Gerade bei der Erhöhung der steuerfreien Abgeordnetenpauschale fehlt es an jedweder soliden Begründung für den Umfang der Erhöhung. 1.000 Euro sind eine Menge Geld. Bei der Summe erwarte ich eine saubere Begründung von mehr als einem Vierzeiler, wie er nach wie vor hier vorliegt. Weder in den Fachausschüssen noch anderweitig ist bisher eine ordentliche Rechnung aufgemacht worden. Die Zahl von 1000 Euro scheint frei gegriffen.

Wir sind bereit, über eine moderate Erhöhung zu reden. Mehr Mitarbeiter bedeuten auch mehr sachliche Aufwendung. Dafür hätte man aber eine nachrechenbare Grundlage vorlegen müssen.

Die ohrenbetäubende Sprachlosigkeit in Bezug auf eine nachvollziehbare Begründung der konkreten Summe ist nicht in der Lage Zweifel daran auszuräumen, dass es sich hier nicht doch um eine Diätenerhöhung durch die Hintertür handelt.

Und auch die jetzt vorgelegte neue Rentenregelung stellt aus unserer Sicht nach wie vor eine deutliche Überprivilegierung von Abgeordneten gegenüber den Arbeitnehmerinnen und Arbeitnehmern dar, die nicht vermittelbar ist. Sie verschärft immer noch das deutliche Gefälle zwischen der Versorgung von Abgeordneten und den Rentenansprüchen von Arbeitnehmerinnen und Arbeitnehmern, die für einen abschlagsfreien Renteneintritt mit 63 immerhin 45 Beitragsjahre vorweisen müssen. Aufgrund der Steigerungssatzes können Abgeordnete weiterhin einen Rentenanspruch von 70 Prozent einer Diät (nach 19,5 Jahre) erwerben.
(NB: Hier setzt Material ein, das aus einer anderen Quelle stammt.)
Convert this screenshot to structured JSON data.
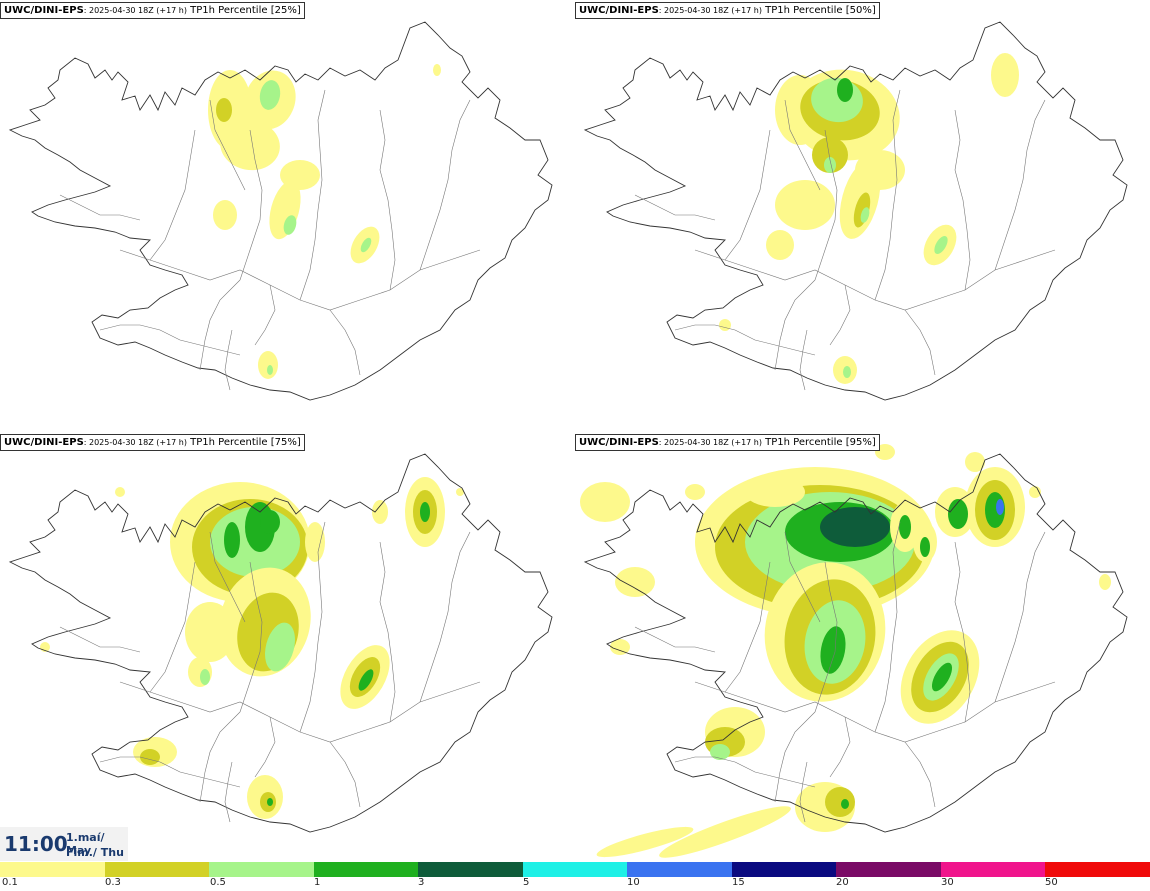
{
  "panels": [
    {
      "model": "UWC/DINI-EPS",
      "run": ": 2025-04-30 18Z (+17 h)",
      "field": " TP1h Percentile [25%]"
    },
    {
      "model": "UWC/DINI-EPS",
      "run": ": 2025-04-30 18Z (+17 h)",
      "field": " TP1h Percentile [50%]"
    },
    {
      "model": "UWC/DINI-EPS",
      "run": ": 2025-04-30 18Z (+17 h)",
      "field": " TP1h Percentile [75%]"
    },
    {
      "model": "UWC/DINI-EPS",
      "run": ": 2025-04-30 18Z (+17 h)",
      "field": " TP1h Percentile [95%]"
    }
  ],
  "valid_time": {
    "time": "11:00",
    "date_line1": "1.maí/ May",
    "date_line2": "Fim./ Thu"
  },
  "legend": {
    "ticks": [
      "0.1",
      "0.3",
      "0.5",
      "1",
      "3",
      "5",
      "10",
      "15",
      "20",
      "30",
      "50"
    ],
    "colors": [
      "#fdf98c",
      "#d2d126",
      "#a6f48a",
      "#1fb01f",
      "#0e5c3a",
      "#1ef0e6",
      "#3a73f0",
      "#0a0a80",
      "#7a0a66",
      "#f0148c",
      "#f00a0a"
    ]
  },
  "palette": {
    "coast": "#333333",
    "rivers": "#777777"
  }
}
Die Koalition verfährt jetzt bei der Rentenregelung offenbar nach der Devise: „Ein bisschen weniger schlimm als bisher geplant.“ Ehrlicher und glaubwürdiger wäre es gewesen, zumindest von der Rentenregelung Abstand zu nehmen.
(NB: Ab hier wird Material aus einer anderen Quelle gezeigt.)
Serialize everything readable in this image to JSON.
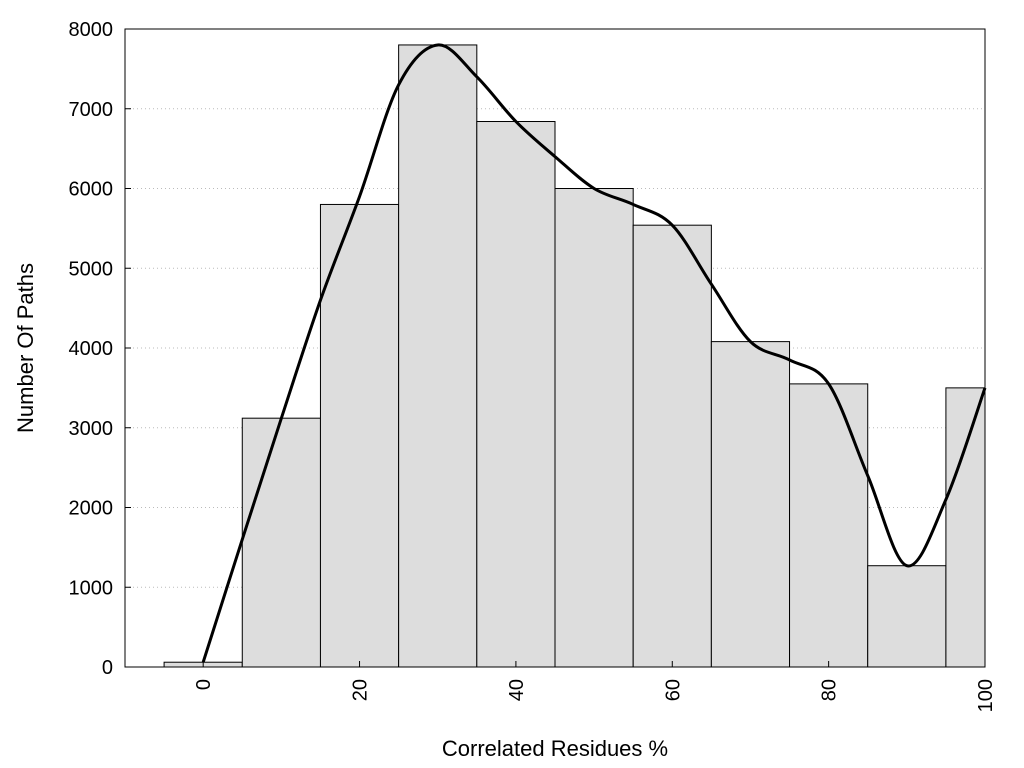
{
  "chart_data": {
    "type": "bar",
    "title": "",
    "xlabel": "Correlated Residues %",
    "ylabel": "Number Of Paths",
    "bin_width": 10,
    "x": [
      0,
      10,
      20,
      30,
      40,
      50,
      60,
      70,
      80,
      90,
      100
    ],
    "values": [
      60,
      3120,
      5800,
      7800,
      6840,
      6000,
      5540,
      4080,
      3550,
      1270,
      3500
    ],
    "xlim": [
      -10,
      100
    ],
    "ylim": [
      0,
      8000
    ],
    "x_ticks": [
      0,
      20,
      40,
      60,
      80,
      100
    ],
    "y_ticks": [
      0,
      1000,
      2000,
      3000,
      4000,
      5000,
      6000,
      7000,
      8000
    ],
    "y_grid": true,
    "legend": false,
    "bar_color": "#dddddd",
    "bar_edge_color": "#000000",
    "curve": {
      "type": "line",
      "smooth": true,
      "color": "#000000",
      "points": [
        [
          0,
          60
        ],
        [
          5,
          1600
        ],
        [
          10,
          3120
        ],
        [
          15,
          4600
        ],
        [
          20,
          5900
        ],
        [
          25,
          7300
        ],
        [
          30,
          7800
        ],
        [
          35,
          7400
        ],
        [
          40,
          6840
        ],
        [
          45,
          6400
        ],
        [
          50,
          6000
        ],
        [
          55,
          5800
        ],
        [
          60,
          5540
        ],
        [
          65,
          4800
        ],
        [
          70,
          4080
        ],
        [
          75,
          3850
        ],
        [
          80,
          3550
        ],
        [
          85,
          2400
        ],
        [
          90,
          1270
        ],
        [
          95,
          2100
        ],
        [
          100,
          3500
        ]
      ]
    }
  }
}
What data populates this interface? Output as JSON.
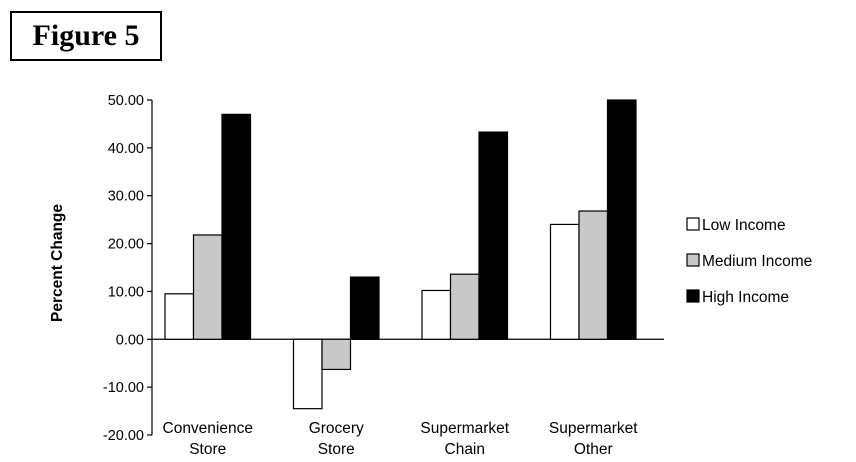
{
  "figure_label": "Figure 5",
  "chart_data": {
    "type": "bar",
    "title": "",
    "xlabel": "",
    "ylabel": "Percent Change",
    "ylim": [
      -20,
      50
    ],
    "yticks": [
      "50.00",
      "40.00",
      "30.00",
      "20.00",
      "10.00",
      "0.00",
      "-10.00",
      "-20.00"
    ],
    "ytick_values": [
      50,
      40,
      30,
      20,
      10,
      0,
      -10,
      -20
    ],
    "categories": [
      [
        "Convenience",
        "Store"
      ],
      [
        "Grocery",
        "Store"
      ],
      [
        "Supermarket",
        "Chain"
      ],
      [
        "Supermarket",
        "Other"
      ]
    ],
    "series": [
      {
        "name": "Low Income",
        "values": [
          9.5,
          -14.5,
          10.2,
          24.0
        ],
        "color": "#ffffff"
      },
      {
        "name": "Medium Income",
        "values": [
          21.8,
          -6.3,
          13.6,
          26.8
        ],
        "color": "#c8c8c8"
      },
      {
        "name": "High Income",
        "values": [
          47.0,
          13.0,
          43.3,
          50.0
        ],
        "color": "#000000"
      }
    ],
    "grid": false,
    "legend_position": "right"
  }
}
Der Gesetzentwurf enthält überdies auch handwerkliche Schwächen. Dies zeigt die Übergangsregelung für jene Mitglieder des Landtags, die sich in dieser Legislaturperiode für den Vorsorgebeitrag entschieden haben. Die Annahme, dass es ein leichtes sei, von der Rentenversicherung Beiträge zurückzufordern, macht die Sache nicht besser.
Teile des Gesetzentwurfes begrüßen wir nach wie vor. Gerade die Verbesserung der Kommunikation mit den Bürgerinnen und Bürgern ist der aktuellen Situation mehr als angebracht. Deshalb sind wir für eine Erhöhung des Mitarbeiterbudgets. Aber dieses richtige Anliegen wird durch die anderen Pläne der Koalition konterkariert.

Meine Damen und Herren,
wir können und werden diesem Gesetzentwurf auch in seiner geänderten Form nicht zustimmen.
Es wäre ehrlicher gewesen, insbesondere die Frage der Rentenregelung außen vor zu lassen und noch einmal in Ruhe – beispielsweise in einer Kommission – zusammen mit der generellen Frage der finanziellen Abgeordnetenausstattung zu diskutieren.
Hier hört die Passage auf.